The below diagram shows the mocking components in detail.
The mocking service uses midway-smocks
which provides the stateful HTTP mocking service built on top of HAPI. It allows to add routes and different scenarios for each route.
In addition, the mocking service provides certain utilities via midway-util. It also provides logging facility with midway-logger
The mocking service exposes its features via API’s and HTTP end points. Lets take a look at the sequence of events when the mock server is started.
In the above diagram, the actor can be the test code which starts mock server or a developer using the mock service for local development / testing.
Users can specify what routes to mock by specifying them in endpoints.js
Midway’s start()
is invoked with options to start the Midway server
Midway creates an instance of Hapi server
Midway adds the routes for the system API’s it supports
Midway gets the plugin from midway-smocks
Midway registers the plugin it obtained from the above step
Midway starts the server
Once the Midway server is started, you can use the Midway API’s via HTTP Calls or libraries [Read API Guide for examples]
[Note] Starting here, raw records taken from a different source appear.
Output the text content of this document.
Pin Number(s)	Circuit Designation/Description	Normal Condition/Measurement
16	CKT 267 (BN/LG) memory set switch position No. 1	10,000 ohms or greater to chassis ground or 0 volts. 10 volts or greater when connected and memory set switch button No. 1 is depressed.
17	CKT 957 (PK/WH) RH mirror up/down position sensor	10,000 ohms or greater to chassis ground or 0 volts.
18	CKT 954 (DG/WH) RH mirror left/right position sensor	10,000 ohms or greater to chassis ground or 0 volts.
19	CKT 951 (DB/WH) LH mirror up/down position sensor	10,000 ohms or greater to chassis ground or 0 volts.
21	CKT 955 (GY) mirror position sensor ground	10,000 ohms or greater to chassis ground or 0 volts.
If we want to run two test cases in parallel, mocking the same route and returning different data, it won’t be possible with running one mock server and sharing across the whole test suite. So we needed to run one mock server and one application server per test case.
With parallel sessions, we can share one application server and mock server for the whole test suite. It allows to mock the same route but different data for different test cases.
To use parallel sessions, the mock server is started with pre-defined number of sessions. For each test, the test case needs to register a session with the mock server. The mock server returns a unique session id which is then sent as part of the request to the application server. If the request gets routed to the mock server for a mocked route, the request handler in mock server extracts the session id from the request, and prepends it to the route. For e.g, if the session id is “123”, it is prepended to the route “/api/getCart” and the route becomes “/123/api/getCart”. For another test using session id “456” , the route will become “/456/api/getCart”. This enables the mock server to be able to return two different responses for the same mocked route.
Language : Nodejs
Node Version: 4+
Unit Tests: Mocha
Code formatting: Eslint
Code Coverage Report: Istanbul
Mocking components are released as npm
libraries
The source code for all mocking components reside in Github.
To contribute to the mocking fleet, please follow these steps:
Fork the repository https://github.com/TestArmada/midway. If your Github username is “abc” for e.g, your forked repository will be https://github.com/abc/midway.
Clone this forked repository using git clone https://github.com/<username>/midway.git
and make “midway” your working directory.
Create a branch on local with git checkout -b <your branch name>
. Note The default branch for all projects is development
so any branch you create will be off the development
branch.
Install dependencies using npm install
.
Make the code changes in the branch you created in step (3) and write / update the unit tests to verify your changes. Run unit tests using npm test
. We use eslint
to ensure code formatting. This step runs both unit tests as well as verifies code formatting. We use istanbul
for code coverage reporting. 95% is the minimum code coverage we expect for all our components.
Once you’re ready, submit your pull request from your branch against the development
branch of Midway (https://github.com/TestArmada/midway/tree/development). The PR triggers a Travis build which runs the tests in CI environment (same steps as in (5) above).
Once the PR is reviewed, a team member merges the PR into the development
branch.
When the development
branch is merged to master
, a team member will push a tag to master
, a Travis build is triggered and publishes a new version of the package to npm
registry.
Note: The same steps above are applicable for contributing to any of the mocking components.